The MakerDAO community has approved and executed a temporary increase in the annual returns for depositing its DAI stablecoin into the protocol.

Folks staking the decentralized stablecoin can now enjoy a whopping 8% yield on their holdings.

The interest rate earnings on DSR are enabled through Spark Protocol which is not available to non-U.S. users or VPN-linked addresses.

The MakerDAO community governs the Maker Protocol which mints the dollar-pegged DAI against over-collateralized deposits of other cryptocurrencies, like Ethereum or Uniswap’s UNI token.


On July 19, MakerDAO’s creator Rune Christensen introduced the Enhanced Dai Savings Rate (EDSR) proposal to temporarily increase the returns on Dai Savings Rate (DSR) to increase its demand.

Maker’s DSR contracts let DAI holders earn from the protocol’s revenue by depositing DAI into it.

The community approved the proposal on August 4, with the code going live this Sunday. Christensen announced the upgrade in a tweet this morning.


The total amount of DAI deposited in the DSR contract jumped by 257 million DAI or 75.7% from 339.4 million to 556 million DAI since the activation of EDSR, according to data.
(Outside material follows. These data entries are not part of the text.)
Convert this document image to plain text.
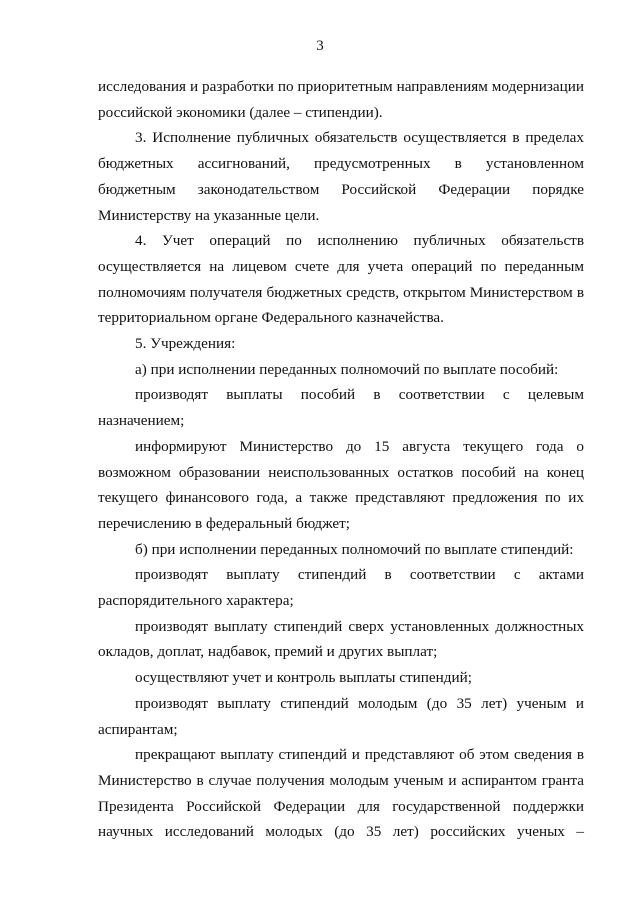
3

исследования и разработки по приоритетным направлениям модернизации российской экономики (далее – стипендии).

3. Исполнение публичных обязательств осуществляется в пределах бюджетных ассигнований, предусмотренных в установленном бюджетным законодательством Российской Федерации порядке Министерству на указанные цели.

4. Учет операций по исполнению публичных обязательств осуществляется на лицевом счете для учета операций по переданным полномочиям получателя бюджетных средств, открытом Министерством в территориальном органе Федерального казначейства.

5. Учреждения:

а) при исполнении переданных полномочий по выплате пособий:

производят выплаты пособий в соответствии с целевым назначением;

информируют Министерство до 15 августа текущего года о возможном образовании неиспользованных остатков пособий на конец текущего финансового года, а также представляют предложения по их перечислению в федеральный бюджет;

б) при исполнении переданных полномочий по выплате стипендий:

производят выплату стипендий в соответствии с актами распорядительного характера;

производят выплату стипендий сверх установленных должностных окладов, доплат, надбавок, премий и других выплат;

осуществляют учет и контроль выплаты стипендий;

производят выплату стипендий молодым (до 35 лет) ученым и аспирантам;

прекращают выплату стипендий и представляют об этом сведения в Министерство в случае получения молодым ученым и аспирантом гранта Президента Российской Федерации для государственной поддержки научных исследований молодых (до 35 лет) российских ученых –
An orange chart moving up and to the right on a black background.
The total deposits in the DSR contract. Source:

The supply of DAI has jumped by 4.88% or $217 million from $4.225 million before the activation of EDSR.

Of the total supply, 11.9% has been deposited in DSR contracts.

DAI rates only temporary

In the tweet introducing the EDSR update, Christensen emphasized the temporary nature of the feature, stating, "once more users arrive, the rate will go back down."
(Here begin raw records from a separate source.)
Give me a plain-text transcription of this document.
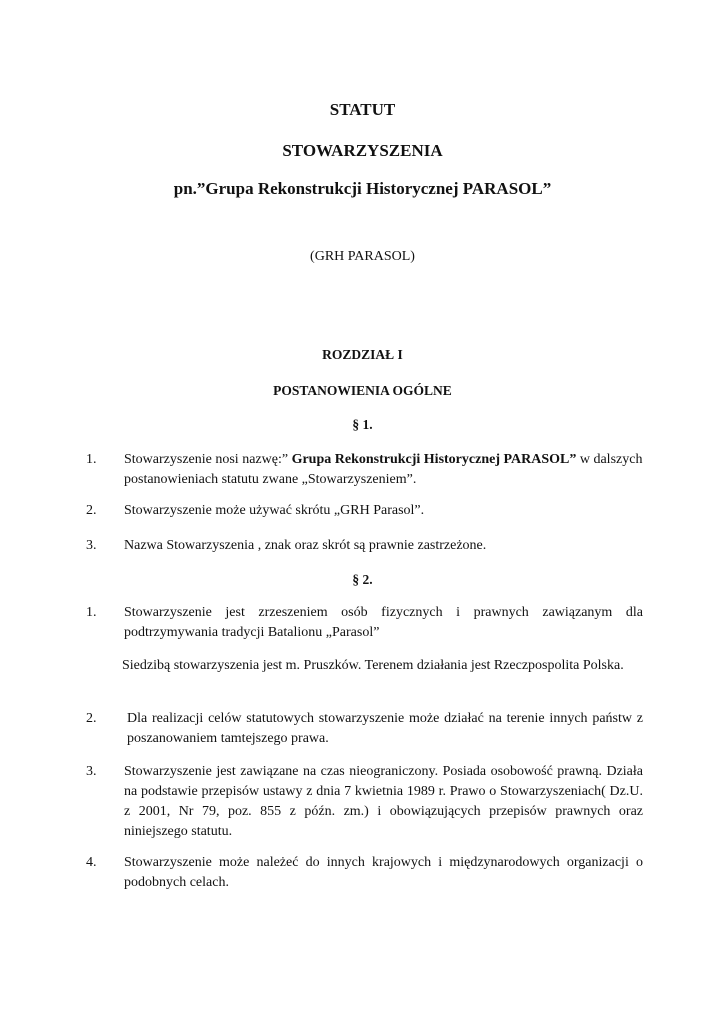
STATUT
STOWARZYSZENIA
pn.”Grupa Rekonstrukcji Historycznej PARASOL”
(GRH PARASOL)
ROZDZIAŁ I
POSTANOWIENIA OGÓLNE
§ 1.
1. Stowarzyszenie nosi nazwę:” Grupa Rekonstrukcji Historycznej PARASOL” w dalszych postanowieniach statutu zwane „Stowarzyszeniem”.
2. Stowarzyszenie może używać skrótu „GRH Parasol”.
3. Nazwa Stowarzyszenia , znak oraz skrót są prawnie zastrzeżone.
§ 2.
1. Stowarzyszenie jest zrzeszeniem osób fizycznych i prawnych zawiązanym dla podtrzymywania tradycji Batalionu „Parasol”
Siedzibą stowarzyszenia jest m. Pruszków. Terenem działania jest Rzeczpospolita Polska.
2. Dla realizacji celów statutowych stowarzyszenie może działać na terenie innych państw z poszanowaniem tamtejszego prawa.
3. Stowarzyszenie jest zawiązane na czas nieograniczony. Posiada osobowość prawną. Działa na podstawie przepisów ustawy z dnia 7 kwietnia 1989 r. Prawo o Stowarzyszeniach( Dz.U. z 2001, Nr 79, poz. 855 z późn. zm.) i obowiązujących przepisów prawnych oraz niniejszego statutu.
4. Stowarzyszenie może należeć do innych krajowych i międzynarodowych organizacji o podobnych celach.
He had articulated in the governance proposal that the initiative aims to allocate the "increased stability fees" earned by Maker from its Vault users.

The MakerDAO stability fee is a variable interest rate that is charged to users who borrow DAI. The stability fees and DSR are variable rates set by the MakerDAO governance.

As the percentage of deposits in DSR contracts rises, the savings rate will reduce toward the protocol’s average stability fee of 3.19%.

Since the last quarter of 2022, the protocol’s revenue from stability fees and interest earnings has surged due to increasing exposure in real-world assets (RWA) like U.S. Treasury Bills and corporate debt.


RWA accounts for 52.5% of Maker’s revenue, according to a Dune dashboard.